Mükemmel bir ilişki yoktur, bu bir illüzyondur. İçlerinde her zaman ikirciklilik vardır. İnsanları bir araya getiren ve bir arada tutan iyi ve önemli bir şey var, ama aynı zamanda acı ve hayal kırıklığı yaratan bir şey var. Sürekli hayal kırıklıklarının şiddeti zevki aştığında insanlar dağılır. Bu, tüm güzel şeyleri unutmanız ve yaşam deneyiminizden vazgeçmeniz gerektiği anlamına mı geliyor? Değil! Yasın tüm aşamalarından geçmemiz önemlidir: inkar, öfke, pazarlık, depresyon, kabullenme.

Çoğu zaman, iyi niyetli arkadaşlar, destek olmaya çalışarak, eski ortağımızı mümkün olduğunca küçük düşürmeye çalışırlar. Değersiz bir insan, egoist ve tiransa neden bu kadar endişelensin ki? Ve hatta anlık bir rahatlama getiriyor… Ancak şimdi bundan daha fazla zarar var.

Bir kişiyi değil, onunla ilişkili kalbimizin değerli anlarını özlüyoruz.

Birincisi, “düşmanı” değersizleştirerek, bizi de değersizleştirerek, çıtamızın yüksek olmadığını, birini seçmediğimizi açıkça ortaya koyuyorlar. İkincisi, öfke aşamasında takılıp kalırız ve bu, travmatik durumdan çıkış yolunu büyük ölçüde yavaşlatır ve yeni bir şey inşa etmek için hiçbir kaynak bırakmaz.

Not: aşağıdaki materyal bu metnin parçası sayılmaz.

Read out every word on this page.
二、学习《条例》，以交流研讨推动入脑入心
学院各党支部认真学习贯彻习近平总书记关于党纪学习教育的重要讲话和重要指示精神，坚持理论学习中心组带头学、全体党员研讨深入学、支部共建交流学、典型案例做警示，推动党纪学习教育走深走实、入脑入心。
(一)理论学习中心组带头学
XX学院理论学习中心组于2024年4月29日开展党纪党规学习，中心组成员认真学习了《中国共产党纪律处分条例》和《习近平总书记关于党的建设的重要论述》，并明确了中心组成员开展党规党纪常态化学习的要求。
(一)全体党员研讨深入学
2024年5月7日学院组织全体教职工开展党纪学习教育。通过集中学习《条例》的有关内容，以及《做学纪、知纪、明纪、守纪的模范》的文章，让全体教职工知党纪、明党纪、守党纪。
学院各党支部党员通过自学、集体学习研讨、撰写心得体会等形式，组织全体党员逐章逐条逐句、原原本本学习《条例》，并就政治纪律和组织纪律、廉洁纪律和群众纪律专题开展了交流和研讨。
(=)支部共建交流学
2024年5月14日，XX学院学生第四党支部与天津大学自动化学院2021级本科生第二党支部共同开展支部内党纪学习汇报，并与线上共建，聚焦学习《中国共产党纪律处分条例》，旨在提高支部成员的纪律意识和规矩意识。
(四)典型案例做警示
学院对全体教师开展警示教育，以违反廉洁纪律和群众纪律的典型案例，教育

Bir partnerle bilinçli olarak ayrıldıktan sonra, dürüstçe bu kişiyle daha fazla ilişki istemediğimizi söylüyoruz. Neden onu özlüyor ve hatırlıyoruz? Kendinize doğrudan bir soru sormaya değer: neyi özlüyorum? Büyük olasılıkla, kişiyi özlemediğimiz ortaya çıkacak, ancak onunla ilişkili kalplerimizin değerli anları, birlikte yaşanan mutluluk anları ve çoğu zaman partnerimizin bizde uyandırdığı fanteziler.

Bu anlar için minnettarız, onlar bizim için değerlidir, çünkü onlar yaşam deneyimimizin önemli bir parçasıdır. Bunu kabul ettiğinizde, devam edebilir ve onlara en önemli kaynağınız olarak güvenebilirsiniz.